I never thought something so simple like go seak in excel would give such difficulty to perform in python, I really need some help, please.


Solution

  • I'll ignore the pandas part of your question and will only address the optimization part. Ignoring all the pandas noise, your question is basically how to solve an equation with simple bounds on the variables. This has been answered several times, see here for example.

    Here are some hints:

    • Your bounds don't make sense, e.g. the logarithm is only defined for positive values, not for zero.

    • Please make yourself familiar with np.ndarrays. It will make your life much easier when working with scipy.optimize.

    • Your NonlinearConstraint doesn't make sense as well. This is an object that can be passed to scipy.optimize.minimize. It is not callable or an optimization method.

    • If you want to solve an equation with some bounds on the variables, you need to reformulate the problem as nonlinear optimization problem and solve it by means of scipy.optimize.minimize, see the above linked answer for more details. Note that I changed your func such that it returns a np.ndarray.

    Following is a working version that solves your equation for each row in your dataframe. Feel free to rewrite it such that you can use it inside df.apply().

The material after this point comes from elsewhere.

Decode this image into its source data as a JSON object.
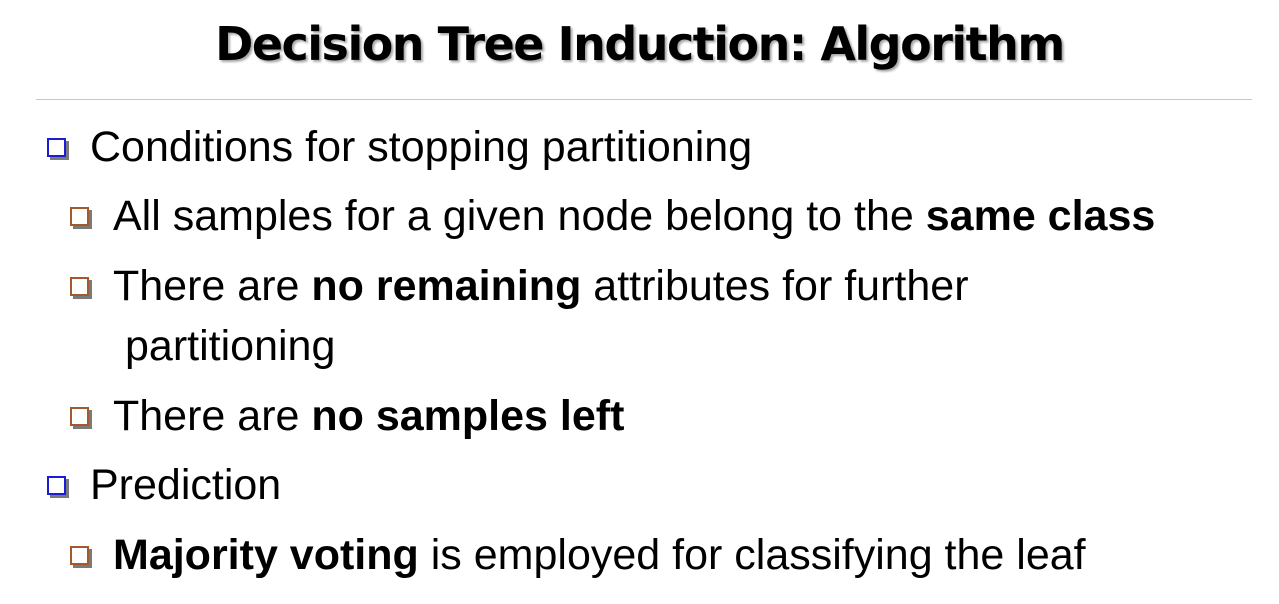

    from scipy.optimize import minimize
    
    def func(zz, *params):
        x,y,z = zz
        a,b,c = params
        
        eq_1 = (((3.47-np.log10(y))**2+(np.log10(c)+1.22)**2)**0.5) - x
        eq_2 = ((a/101.32) * (101.32/b)** z) - y
        eq_3 = (0.381 * x + 0.05 * (b/101.32) -0.15) - z
        return np.array((eq_1,eq_2,eq_3))
    
    bounds = [(1e-6, None), (1e-6, None), (1e-6, None)]
    zGuess = np.array([2.6,20.2,0.92])
    
    # create the new columns
    df[["x", "y", "z"]] = np.zeros((30, 3))
    
    for i, row in df.iterrows():
        params = row.values[:3]
        res = minimize(lambda x: np.sum(func(x, *params)**2), zGuess, bounds=bounds)
        # res.x contains your solution
        # let's write the values into the dataframe
        for k, val in zip(['x', 'y', 'z'], res.x):
            df.loc[i, k] = val
    

    I never thought something so simple like go seak in excel would give such difficulty to perform in python

    Mixing several different concepts without reading the docs makes each task difficult in any arbitrary programming language.